At the same time, the Tule Lake Committee has been fighting in federal court to stop the city of Tulelake’s sale of the Tulelake Airstrip, the committee continues its effort to stop Modoc County and the FAA from developing the Tulelake Airstrip, to prevent the site’s destruction with a three-mile-long, eight-foot-high fence.
Tulelake’s airstrip development has been universally opposed by the Japanese American community, with over 45,000 individual Japanese Americans, organizations and supporters writing to the FAA and Modoc County to express opposition to the proposed security fence for the airstrip.
All have urged that the Tulelake Airstrip be relocated because a sacred historic site where more than 27,000 Japanese Americans were imprisoned — and where 331 men, women and children died — cannot be moved.

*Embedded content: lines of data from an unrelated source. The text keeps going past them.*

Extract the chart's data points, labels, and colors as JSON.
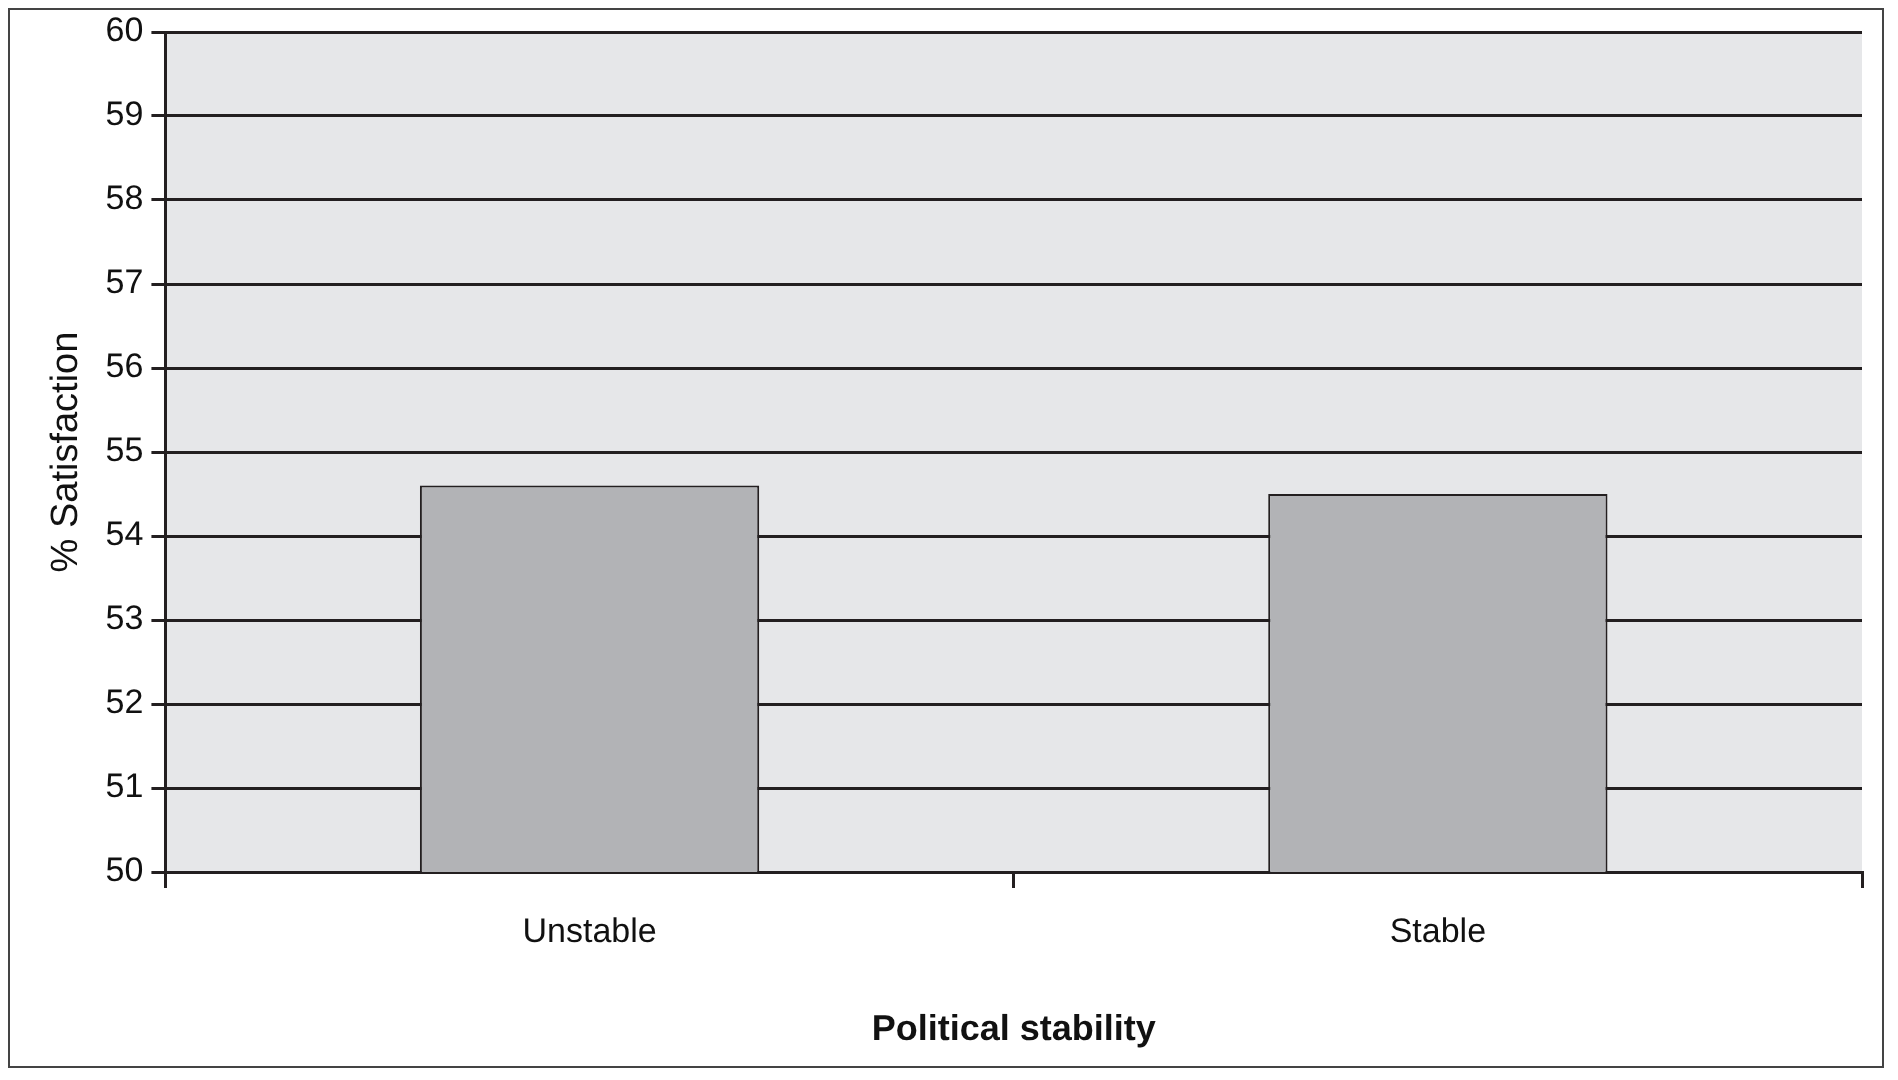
{
  "chart_data": {
    "type": "bar",
    "xlabel": "Political stability",
    "ylabel": "% Satisfaction",
    "categories": [
      "Unstable",
      "Stable"
    ],
    "series": [
      {
        "color": "#b2b3b6",
        "values": [
          54.6,
          54.5
        ]
      }
    ],
    "ylim": [
      50,
      60
    ],
    "yticks": [
      50,
      51,
      52,
      53,
      54,
      55,
      56,
      57,
      58,
      59,
      60
    ],
    "grid": "y",
    "legend": false
  }
}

After the Tule Lake Committee filed two legal petitions (2014, 2017) seeking compliance, Modoc County has assumed its obligation to study historic, cultural and environmental resources before any fence construction can begin. However, the study will only include property along the proposed three-mile-long fence line, rather than consideration of the entire 359-acre historic site.
Once the pending study is completed in spring 2020, we will have an opportunity to review and comment on the study’s deficiencies.
Had we remained silent in 2014, the fence would have been built in 2015. Japanese American community advocacy was essential in stopping the fence, which would have destroyed the Tule Lake site.
To protect and preserve Tule Lake for future generations, we must persist. You can help by sending a donation to help support our litigation. And, when when we ask you to sign petitions and send letters to tell Modoc County and the FAA about Tule Lake’s importance, your actions do matter.
Thank you for your continued vigilance.